Govt says no, mega lab on hold

India-based Neutrino Observatory India’s mega science project — the India-based Neutrino Observatory (INO) — will be delayed by almost two years.

The Union ministry of environment and forests has refused to give the nod for an underground laboratory at Singara in Tamil Nadu’s Nilgiris district as it falls in an elephant corridor and tiger reserve area.

The country’s biggest facility for basic sciences to be set up at a cost of Rs 950 crore was scheduled to begin its first physics experiment in 2012 but this will now have to be pushed to 2014.

The observatory has to be located underground because neutrinos produced by cosmic rays and natural radioactivity are near impossible to detect on the earth’s surface.

Neutrinos are elusive fundamental particles that hold the key to understanding the evolution of the universe as well as energy production in stars. One of the earliest laboratories to detect neutrinos underground in the world was located 2,000 metres deep at the Kolar Gold Field mines in Karnataka.

A suitable site must have low rainfall and humidity and the soil must be safe and stable for cavern construction.

Three sites in the Kambam valley in Tamil Nadu are now being considered.

The ministry has asked the Department of Atomic Energy, which proposed the project, to consider the Suruliyar falls in Theni district of Tamil Nadu.

“It’s too important a project for India to be abandoned,” said Professor Naba Mondal, INO spokesperson from the Tata Institute of Fundamental Research, which is coordinating the project. “Since we have to start identifying sites and begin the process to acquire environmental clearances, the project will be delayed by close to two years.”
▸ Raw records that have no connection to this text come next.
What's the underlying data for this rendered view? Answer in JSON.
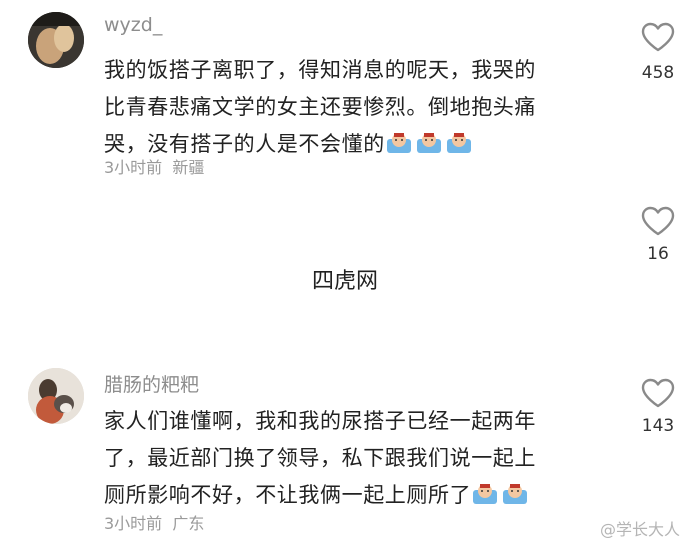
{
  "comments": [
    {
      "username": "wyzd_",
      "lines": [
        "我的饭搭子离职了，得知消息的呢天，我哭的",
        "比青春悲痛文学的女主还要惨烈。倒地抱头痛",
        "哭，没有搭子的人是不会懂的"
      ],
      "emoji": [
        "crying-face-emoji",
        "crying-face-emoji",
        "crying-face-emoji"
      ],
      "time": "3小时前",
      "location": "新疆",
      "likes": "458"
    },
    {
      "likes": "16"
    },
    {
      "username": "腊肠的粑粑",
      "lines": [
        "家人们谁懂啊，我和我的尿搭子已经一起两年",
        "了，最近部门换了领导，私下跟我们说一起上",
        "厕所影响不好，不让我俩一起上厕所了"
      ],
      "emoji": [
        "crying-face-emoji",
        "crying-face-emoji"
      ],
      "time": "3小时前",
      "location": "广东",
      "likes": "143"
    }
  ],
  "watermark_center": "四虎网",
  "watermark_corner": "@学长大人",
  "colors": {
    "heart": "#8a8a8a",
    "meta": "#9a9a9a",
    "username": "#8d8d8d"
  }
}
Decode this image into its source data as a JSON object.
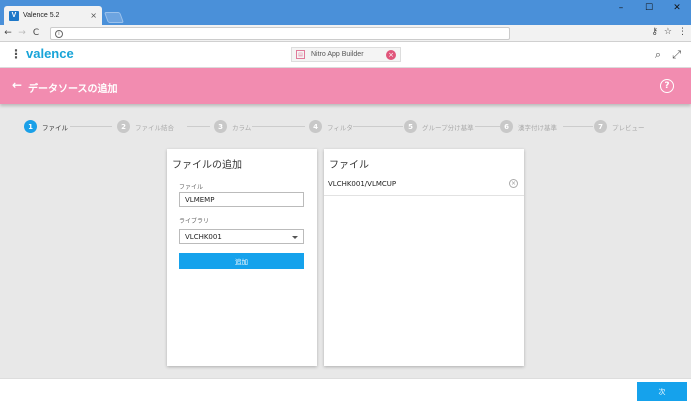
{
  "browser": {
    "tab_logo": "V",
    "tab_title": "Valence 5.2",
    "tab_close": "×",
    "win_minimize": "–",
    "win_maximize": "☐",
    "win_close": "✕",
    "nav_back": "←",
    "nav_forward": "→",
    "nav_reload": "C",
    "address_value": "",
    "key_icon": "⚷",
    "star_icon": "☆",
    "menu_icon": "⋮"
  },
  "app": {
    "brand": "valence",
    "open_app_tab": "Nitro App Builder",
    "open_app_close": "×"
  },
  "page": {
    "title": "データソースの追加",
    "help": "?"
  },
  "steps": [
    {
      "number": "1",
      "label": "ファイル",
      "active": true
    },
    {
      "number": "2",
      "label": "ファイル結合",
      "active": false
    },
    {
      "number": "3",
      "label": "カラム",
      "active": false
    },
    {
      "number": "4",
      "label": "フィルタ",
      "active": false
    },
    {
      "number": "5",
      "label": "グループ分け基準",
      "active": false
    },
    {
      "number": "6",
      "label": "漢字付け基準",
      "active": false
    },
    {
      "number": "7",
      "label": "プレビュー",
      "active": false
    }
  ],
  "add_file": {
    "title": "ファイルの追加",
    "file_label": "ファイル",
    "file_value": "VLMEMP",
    "library_label": "ライブラリ",
    "library_value": "VLCHK001",
    "add_button": "追加"
  },
  "files": {
    "title": "ファイル",
    "items": [
      "VLCHK001/VLMCUP"
    ],
    "remove_glyph": "×"
  },
  "footer": {
    "next_button": "次"
  },
  "colors": {
    "accent": "#15a2ec",
    "header_pink": "#f28cb0",
    "brand": "#18a4d8"
  }
}
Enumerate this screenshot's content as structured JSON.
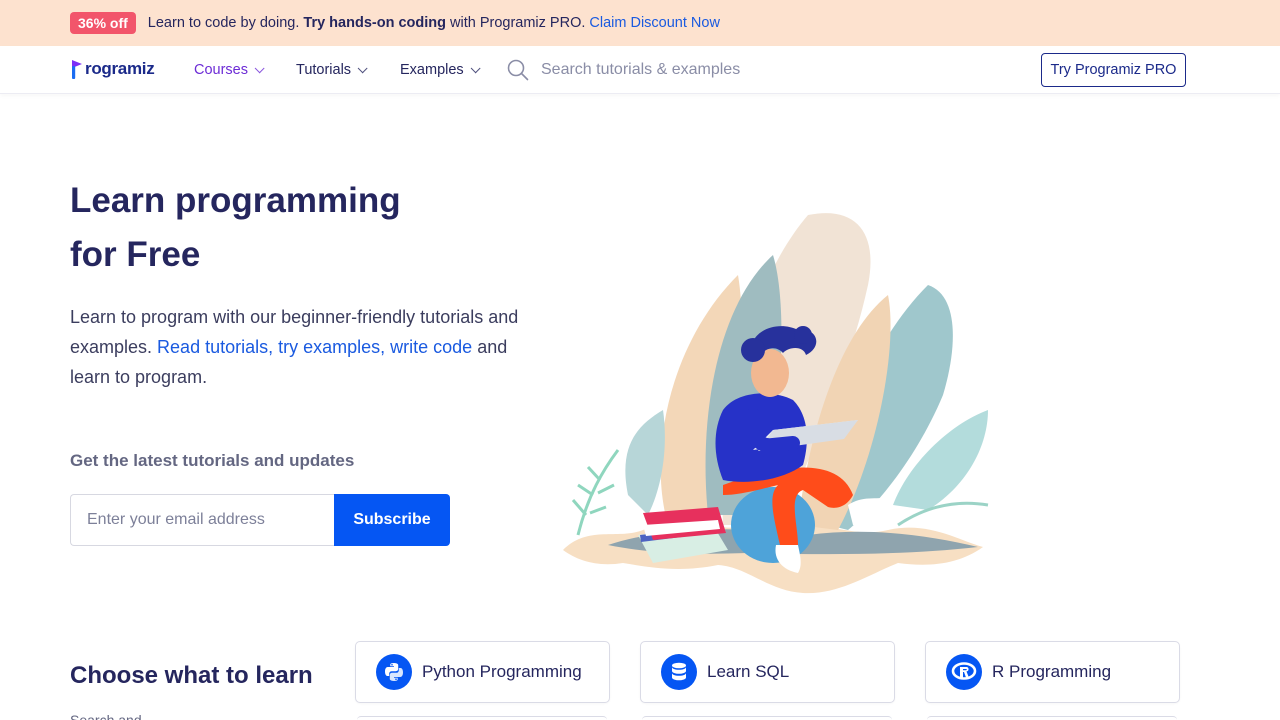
{
  "promo": {
    "badge": "36% off",
    "text_before": "Learn to code by doing. ",
    "text_bold": "Try hands-on coding",
    "text_after": " with Programiz PRO.",
    "link": "Claim Discount Now"
  },
  "nav": {
    "logo": "rogramiz",
    "items": [
      {
        "label": "Courses",
        "active": true
      },
      {
        "label": "Tutorials",
        "active": false
      },
      {
        "label": "Examples",
        "active": false
      }
    ],
    "search_placeholder": "Search tutorials & examples",
    "cta": "Try Programiz PRO"
  },
  "hero": {
    "title_line1": "Learn programming",
    "title_line2": "for Free",
    "desc_plain1": "Learn to program with our beginner-friendly tutorials and examples. ",
    "desc_link": "Read tutorials, try examples, write code",
    "desc_plain2": " and learn to program.",
    "updates_label": "Get the latest tutorials and updates",
    "email_placeholder": "Enter your email address",
    "subscribe": "Subscribe"
  },
  "choose": {
    "title": "Choose what to learn",
    "subtitle": "Search and..."
  },
  "courses": [
    {
      "label": "Python Programming",
      "icon": "python-icon"
    },
    {
      "label": "Learn SQL",
      "icon": "database-icon"
    },
    {
      "label": "R Programming",
      "icon": "r-logo-icon"
    }
  ],
  "colors": {
    "accent": "#0556f3",
    "promo_bg": "#fde2cf",
    "badge": "#f2556b",
    "heading": "#25265e",
    "active_nav": "#6d2cd6"
  }
}
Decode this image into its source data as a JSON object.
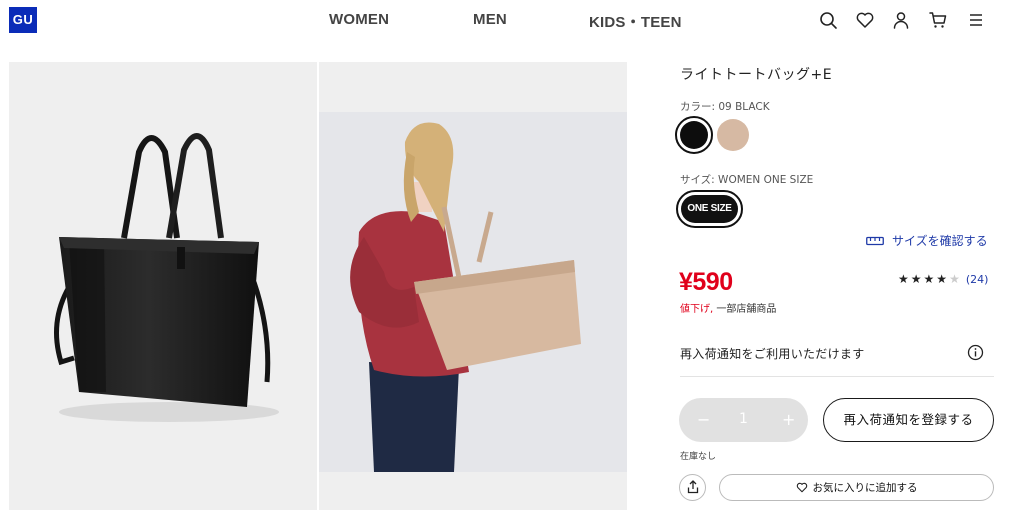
{
  "header": {
    "logo": "GU",
    "nav": [
      "WOMEN",
      "MEN",
      "KIDS・TEEN"
    ],
    "icons": [
      "search-icon",
      "heart-icon",
      "user-icon",
      "cart-icon",
      "menu-icon"
    ]
  },
  "product": {
    "name": "ライトトートバッグ+E",
    "color_label": "カラー: 09 BLACK",
    "colors": [
      {
        "name": "BLACK",
        "hex": "#0d0d0d",
        "selected": true
      },
      {
        "name": "BEIGE",
        "hex": "#d6b9a3",
        "selected": false
      }
    ],
    "size_label": "サイズ: WOMEN ONE SIZE",
    "size_option": "ONE SIZE",
    "size_check_link": "サイズを確認する",
    "price": "¥590",
    "price_note_red": "値下げ,",
    "price_note": "一部店舗商品",
    "rating_stars": 4,
    "rating_max": 5,
    "rating_count": "(24)",
    "restock_message": "再入荷通知をご利用いただけます",
    "quantity": "1",
    "quantity_minus": "−",
    "quantity_plus": "+",
    "notify_button": "再入荷通知を登録する",
    "stock_status": "在庫なし",
    "favorite_button": "お気に入りに追加する"
  },
  "colors": {
    "brand_blue": "#0b2cb8",
    "sale_red": "#e0001b",
    "link_blue": "#1f3aa8"
  }
}
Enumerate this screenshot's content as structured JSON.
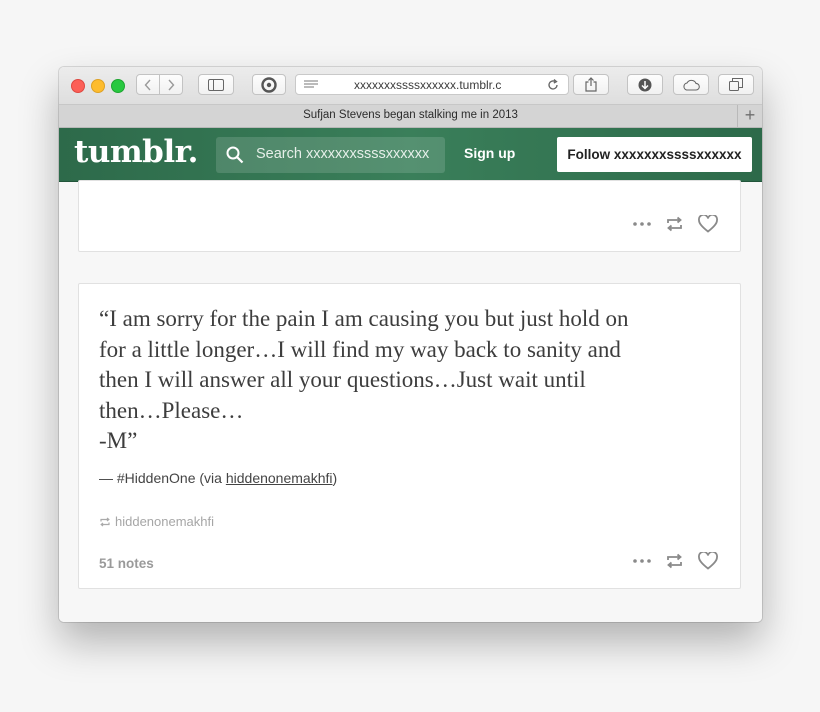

With China and US also planning to build underground

laboratories, Mondal said India needs to speed up. “Since the physics is the same, other countries would have an edge over us.”

The INO project, initiated in 2006, will study atmospheric neutrinos produced by cosmic rays in the atmosphere. The neutrinos are key to understanding the evolution of the universe, energy production mechanisms in the sun and other stars.

In a letter to the INO authorities dated November 20, Union environment minister Jairam Ramesh said the observatory cannot be set up in Singara.

“I have considered all the points objectively and come to a conclusion that the Singara site would not be advisable and the alternate location suggested at Suruliyar should be seriously considered,” Ramesh said.

Mondal said: “Although it’s not an elephant corridor, Suruliyar is also closer to another wildlife sanctuary. Let’s see how the government responds.”